A avó já tinha avisado, mas ele continuava agindo com descaso. Chegou até a mentir para ela, dizendo que eles ainda estavam juntos.
A idosa não percebeu nada de diferente e perguntou: — Vocês dois estão juntos agora?
Beatriz olhou para o grupo que ria perto dela e apenas murmurou: — Sim.
— Divirtam-se. Lembrem-se de voltar juntos amanhã.
A avó continuou: — No ano que vem, faremos uma grande festa para você no Solar.
Beatriz não deu a mínima para as palavras dela.
No ano que vem, quando o acordo com Arthur terminasse, ela não teria mais nenhum vínculo com os Valente. As festas do Solar não teriam nada a ver com ela.
Ela murmurou algumas palavras e desligou o telefone.
Júlia notou que ela ficou mais séria depois de desligar e se aproximou: — O que foi?
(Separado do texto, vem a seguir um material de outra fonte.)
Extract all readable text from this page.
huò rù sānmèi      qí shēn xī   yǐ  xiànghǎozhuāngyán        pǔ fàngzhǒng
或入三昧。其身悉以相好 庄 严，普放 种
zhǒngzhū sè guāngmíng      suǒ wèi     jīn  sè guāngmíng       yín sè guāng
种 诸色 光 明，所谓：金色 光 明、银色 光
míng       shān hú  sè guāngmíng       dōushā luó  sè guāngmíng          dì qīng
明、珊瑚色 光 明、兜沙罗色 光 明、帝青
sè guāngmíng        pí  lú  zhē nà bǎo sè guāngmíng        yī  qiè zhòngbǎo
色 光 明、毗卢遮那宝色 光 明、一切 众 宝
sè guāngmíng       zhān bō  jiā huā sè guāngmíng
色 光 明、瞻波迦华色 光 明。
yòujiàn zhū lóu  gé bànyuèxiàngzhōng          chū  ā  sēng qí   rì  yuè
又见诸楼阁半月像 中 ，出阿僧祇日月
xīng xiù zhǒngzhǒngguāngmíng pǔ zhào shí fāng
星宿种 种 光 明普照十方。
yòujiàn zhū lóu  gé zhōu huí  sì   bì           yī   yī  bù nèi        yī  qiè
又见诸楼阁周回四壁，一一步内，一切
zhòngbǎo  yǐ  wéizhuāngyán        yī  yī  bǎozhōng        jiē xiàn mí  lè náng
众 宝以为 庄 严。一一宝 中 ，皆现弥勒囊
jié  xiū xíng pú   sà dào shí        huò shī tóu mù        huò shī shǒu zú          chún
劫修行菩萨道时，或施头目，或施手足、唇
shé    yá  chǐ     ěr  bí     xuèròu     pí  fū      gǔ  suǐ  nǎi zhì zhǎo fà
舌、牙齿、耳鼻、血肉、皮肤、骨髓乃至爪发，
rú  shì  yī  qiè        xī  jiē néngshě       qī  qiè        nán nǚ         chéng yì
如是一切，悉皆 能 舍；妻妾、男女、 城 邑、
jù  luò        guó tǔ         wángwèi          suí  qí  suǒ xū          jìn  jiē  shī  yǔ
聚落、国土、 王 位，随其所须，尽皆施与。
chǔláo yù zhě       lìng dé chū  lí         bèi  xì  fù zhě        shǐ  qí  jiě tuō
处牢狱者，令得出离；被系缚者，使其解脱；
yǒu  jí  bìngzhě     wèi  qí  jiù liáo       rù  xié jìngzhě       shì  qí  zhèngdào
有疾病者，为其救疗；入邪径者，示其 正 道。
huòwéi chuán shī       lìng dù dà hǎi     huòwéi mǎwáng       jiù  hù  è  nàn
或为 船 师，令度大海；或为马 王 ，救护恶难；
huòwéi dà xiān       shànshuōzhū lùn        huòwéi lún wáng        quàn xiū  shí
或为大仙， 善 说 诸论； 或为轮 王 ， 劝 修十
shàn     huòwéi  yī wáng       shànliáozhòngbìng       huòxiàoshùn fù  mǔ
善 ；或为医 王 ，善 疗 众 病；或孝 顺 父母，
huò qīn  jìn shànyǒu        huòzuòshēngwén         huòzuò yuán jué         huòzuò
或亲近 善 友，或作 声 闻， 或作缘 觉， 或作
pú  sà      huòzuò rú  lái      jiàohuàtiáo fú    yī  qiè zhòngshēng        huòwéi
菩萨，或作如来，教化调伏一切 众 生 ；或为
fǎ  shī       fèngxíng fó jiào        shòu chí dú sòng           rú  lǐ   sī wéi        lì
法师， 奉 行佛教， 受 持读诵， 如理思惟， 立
Quem ligou?
— A avó do Arthur, desejando feliz aniversário. — Beatriz respondeu com calma.
— A avó sempre te tratou bem. Por que você ficou triste depois da ligação? — Júlia a observou. — Ela falou alguma coisa ruim?
— Não. — Beatriz suspirou e deu um leve sorriso. — Só achei que as coisas mudaram.
Na família Valente, a única pessoa que a tratava com sinceridade era a avó de Arthur.
Júlia olhou para ela, sabendo o quanto ela havia sofrido e se sentido oprimida na casa dos Valente. Agora que tinha conseguido sair, era normal que ficasse reflexiva.
— Hoje é o seu aniversário. Divirta-se e não pense nos problemas.
Dizendo isso, ela puxou Beatriz para continuarem jogando.
No meio do jogo, a porta do camarote do clube foi aberta e os clientes de outra mesa entraram.
— Arthur, faz muito tempo que não jogo, já perdi a prática.